Dans le sillage de la réforme de l’assurance-chômage
Après la présentation du rapport du haut-commissaire à l’emploi, le gouvernement a en outre annoncé la refonte du revenu de solidarité active (Rsa) couplée avec la création de France Travail. En lieu et place de Pôle emploi, il s’agirait de construire une hyperstructure pilotant tous les dispositifs destinés aux personnes en recherche d’emploi. En « ciblant » particulièrement celles au Rsa, dénonce la Cgt, qui devront être « remobilisées » par quinze à vingt heures d’activité hebdomadaire. Elle questionne : « Aidées ou forcées à travailler gratuitement ? Sous peine de sanctions et de perte de leurs revenus ? Au profit de qui, de quelles entreprises ? » Elle y voit un « projet dangereux », dans le sillage de la réforme de l’assurance-chômage, contre laquelle les syndicats, dont la Cgt, la Fsu et Solidaires ont d’ailleurs déposé un recours devant le Conseil d’État, le 17 mars.

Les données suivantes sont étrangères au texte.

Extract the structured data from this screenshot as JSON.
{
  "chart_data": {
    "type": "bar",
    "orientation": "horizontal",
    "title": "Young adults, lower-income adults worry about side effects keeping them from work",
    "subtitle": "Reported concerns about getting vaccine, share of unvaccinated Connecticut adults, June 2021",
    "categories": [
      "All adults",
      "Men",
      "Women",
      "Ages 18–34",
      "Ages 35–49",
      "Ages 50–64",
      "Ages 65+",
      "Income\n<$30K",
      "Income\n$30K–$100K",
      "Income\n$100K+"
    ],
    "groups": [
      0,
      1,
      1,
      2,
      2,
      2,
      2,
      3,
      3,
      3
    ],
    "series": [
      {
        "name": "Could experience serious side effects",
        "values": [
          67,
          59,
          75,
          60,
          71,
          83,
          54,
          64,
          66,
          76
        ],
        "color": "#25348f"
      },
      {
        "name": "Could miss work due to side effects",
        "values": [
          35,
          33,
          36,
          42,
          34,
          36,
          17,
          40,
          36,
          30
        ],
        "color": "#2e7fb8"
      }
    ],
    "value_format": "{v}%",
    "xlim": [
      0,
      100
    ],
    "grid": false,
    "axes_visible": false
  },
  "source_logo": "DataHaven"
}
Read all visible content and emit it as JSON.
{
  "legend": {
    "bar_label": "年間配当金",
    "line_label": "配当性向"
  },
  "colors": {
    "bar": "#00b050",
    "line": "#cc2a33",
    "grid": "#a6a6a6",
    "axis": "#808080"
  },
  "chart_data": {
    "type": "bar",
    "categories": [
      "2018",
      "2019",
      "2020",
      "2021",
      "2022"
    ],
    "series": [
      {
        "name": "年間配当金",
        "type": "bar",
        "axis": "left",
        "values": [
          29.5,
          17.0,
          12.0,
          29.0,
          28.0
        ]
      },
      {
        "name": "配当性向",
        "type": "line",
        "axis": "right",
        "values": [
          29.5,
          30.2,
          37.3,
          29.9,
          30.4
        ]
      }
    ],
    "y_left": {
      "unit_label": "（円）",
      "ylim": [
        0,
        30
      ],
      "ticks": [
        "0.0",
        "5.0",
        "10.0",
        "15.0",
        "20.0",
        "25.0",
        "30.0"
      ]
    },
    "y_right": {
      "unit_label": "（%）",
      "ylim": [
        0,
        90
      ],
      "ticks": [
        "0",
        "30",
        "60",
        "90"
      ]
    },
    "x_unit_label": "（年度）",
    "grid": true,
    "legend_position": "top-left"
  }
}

C’est dans ce contexte que le 1er mai a été précédé de journées d’action sous des formes multiples avec deux temps forts : le 20 avril où une centaine d’initiatives ont été recensées par la Cgt sur tout le territoire, notamment en soutien aux grèves des cheminots et des travailleurs de l’énergie ; le 28 avril, à l’occasion de la journée internationale de la santé et de la sécurité au travail, alertant sur les accidents du travail et les morts au travail en France, où la sinistralité est le double de la moyenne européenne. Pour refuser, dans ces conditions, la retraite à 64 ans, l’intersyndicale, soutenue par les syndicats européens et mondiaux présents dans le cortège parisien, veut un 1er mai « historique ».